Balthazar Jones and the Tower of London Zoo by Julia Stuart
I’d picked this book up in a bookshop, and put it down again, thinking it might be a bit twee. Then I was offered a copy by the publisher and after reading the press release, decided to give it a try – I’m glad I did, for it was nothing like my first impression at all, and I loved it more and more the further I read. The first pleasant surprise was to find that it was although as a novel set in the Tower of London and was thus steeped in history, it wasn’t a historical novel at all, but set in the present day…
The Queen keeps being given gifts of animals, and has decided to reinstitute the historic Royal Menagerie at the Tower rather than keep them at London Zoo. Balthazar Jones is the Beefeater selected to be the head keeper. The Tower of London is home to the cadre of Yeomen Guards, mostly retired soldiers, and their families – they actually live inside the tower – occupying the towers and cottages that once housed prisoners – at night the grounds are full of ghosts. The Yeomen have their own pub too within the walls, the running of which had been handed down over the centuries to Ruby, the current landlady. Then there is the chaplain Septimus Drew who has the secret of being a successful erotic novelist, writing under a female pen-name. All the money he makes goes into a home for fallen women. There is also the Ravenmaster – the Yeoman charged with keeping the Tower’s flock of blackest birds, and maintaining the myth that if the ravens leave the Tower, the kingdom will fall.

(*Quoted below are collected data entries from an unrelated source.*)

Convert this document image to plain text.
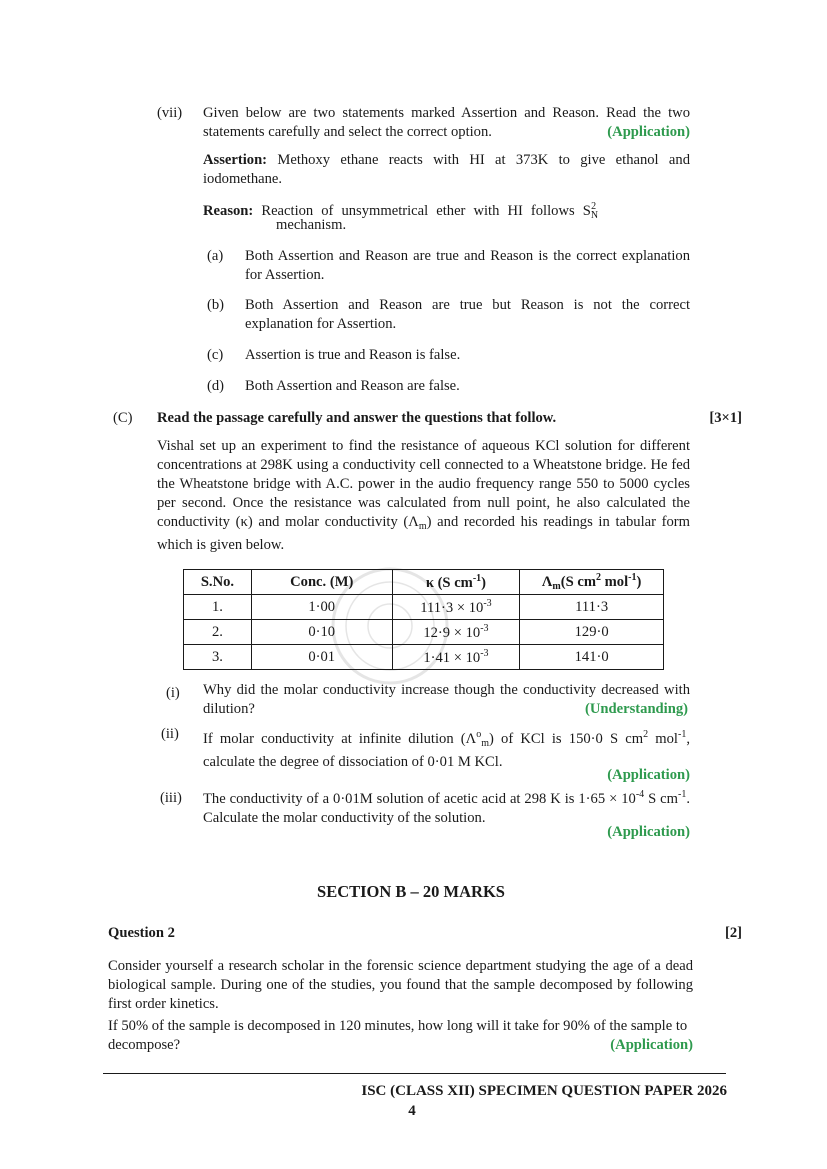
(vii) Given below are two statements marked Assertion and Reason. Read the two statements carefully and select the correct option.	(Application)
Assertion: Methoxy ethane reacts with HI at 373K to give ethanol and iodomethane.
Reason: Reaction of unsymmetrical ether with HI follows $S_N^2$
mechanism.
(a) Both Assertion and Reason are true and Reason is the correct explanation for Assertion.
(b) Both Assertion and Reason are true but Reason is not the correct explanation for Assertion.
(c) Assertion is true and Reason is false.
(d) Both Assertion and Reason are false.
(C) Read the passage carefully and answer the questions that follow.	[3×1]
Vishal set up an experiment to find the resistance of aqueous KCl solution for different concentrations at 298K using a conductivity cell connected to a Wheatstone bridge. He fed the Wheatstone bridge with A.C. power in the audio frequency range 550 to 5000 cycles per second. Once the resistance was calculated from null point, he also calculated the conductivity (κ) and molar conductivity $(\Lambda_m)$ and recorded his readings in tabular form which is given below.
S.No.	Conc. (M)	κ (S $cm^{-1}$)	$\Lambda_m(S$ $cm^2$ mol$^{-1}$)
1.	1·00	$111\cdot 3 \times 10^{-3}$	111·3
2.	0·10	$12\cdot 9 \times 10^{-3}$	129·0
3.	0·01	$1\cdot 41 \times 10^{-3}$	141·0
(i) Why did the molar conductivity increase though the conductivity decreased with dilution?	(Understanding)
(ii) If molar conductivity at infinite dilution $(\Lambda^o_m)$ of KCl is 150·0 S $cm^2$ mol$^{-1}$, calculate the degree of dissociation of 0·01 M KCl.
(Application)
(iii) The conductivity of a 0·01M solution of acetic acid at 298 K is $1\cdot 65 \times 10^{-4}$ S $cm^{-1}$. Calculate the molar conductivity of the solution.
(Application)
SECTION B – 20 MARKS
Question 2	[2]
Consider yourself a research scholar in the forensic science department studying the age of a dead biological sample. During one of the studies, you found that the sample decomposed by following first order kinetics.
If 50% of the sample is decomposed in 120 minutes, how long will it take for 90% of the sample to decompose?	(Application)
ISC (CLASS XII) SPECIMEN QUESTION PAPER 2026
4
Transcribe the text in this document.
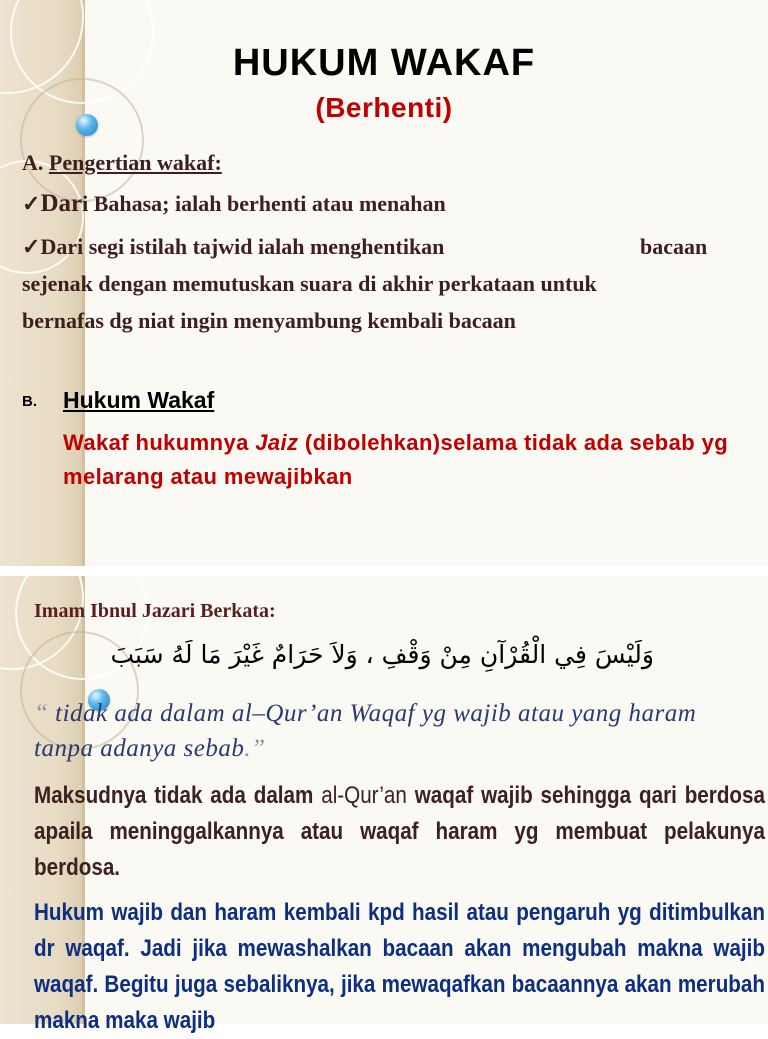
HUKUM WAKAF

(Berhenti)

A. Pengertian wakaf:

✓Dari Bahasa; ialah berhenti atau menahan

✓Dari segi istilah tajwid ialah menghentikan	bacaan

sejenak dengan memutuskan suara di akhir perkataan untuk

bernafas dg niat ingin menyambung kembali bacaan

B. Hukum Wakaf

Wakaf hukumnya Jaiz (dibolehkan)selama tidak ada sebab yg melarang atau mewajibkan

Imam Ibnul Jazari Berkata:

وَلَيْسَ فِي الْقُرْآنِ مِنْ وَقْفِ ، وَلاَ حَرَامٌ غَيْرَ مَا لَهُ سَبَبَ

“ tidak ada dalam al–Qur’an Waqaf yg wajib atau yang haram tanpa adanya sebab.”

Maksudnya tidak ada dalam al-Qur’an waqaf wajib sehingga qari berdosa apaila meninggalkannya atau waqaf haram yg membuat pelakunya berdosa.

Hukum wajib dan haram kembali kpd hasil atau pengaruh yg ditimbulkan dr waqaf. Jadi jika mewashalkan bacaan akan mengubah makna wajib waqaf. Begitu juga sebaliknya, jika mewaqafkan bacaannya akan merubah makna maka wajib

Then we have the Jones family. Balthazar, Hebe, a Grecian beauty who works in the London Underground Lost Property Office, and very much present by his absence, their dead twelve year old son, Milo. Ever since the night he died, Balthazar and Hebe have been racked with grief and it is driving them apart. Right from the start, once I learned of Milo’s death I was hoping to find out what happened, and also that Balthazar and Hebe would find each other again for their relationship is at the centre of the novel. The colourful cast of characters provides a perfect backdrop to their story, yet the bits I enjoyed most were those involving Balthazar and Hebe when they were apart – together their pain is tough to handle, but at work they come to life… Hebe and her colleague Valerie truly care about reuniting as many owners and their lost property as possible.
She switched on the kettle on top of the safe that no-one had been able to open since its discovery on the Circle Line five years ago. Opening the fridge, currently the subject of a standoff about whose turn it was to clean, she took out a carton of milk and raised it to her nose. Satisfied that the boisterous odour came from something no longer recognisable on the lower shelf, she poured some into a teacup. As she waited for the water to boil, the woman who felt the weight of loss more acutely than most gazed with regret at the graveyard of forgotten belongings on metal shelves stretching far into the distance, covered in a shroud of dust.
Balthazar too is a sensitive soul and proves to be a caring keeper where before he was rubbish at catching pickpockets. In particular he feels for the lonely albatross who is pining for its mate, and strikes up a peculiar friendship with a bearded pig which he secretly borrowed from the zoo. The Queen’s Royal Menagerie is in good hands, although events will conspire to make it difficult for him.
This novel was gentle and touching, yet with some lovely comedic interludes. It was slightly slow to take off, and it took me a couple of chapters to get used to the author’s descriptive style with its interesting choice of adjectives and historical digressions, but before long, I was already really caring about Balthazar and Hebe. An satisfying and enjoyable read. (8/10) Sent by the publisher.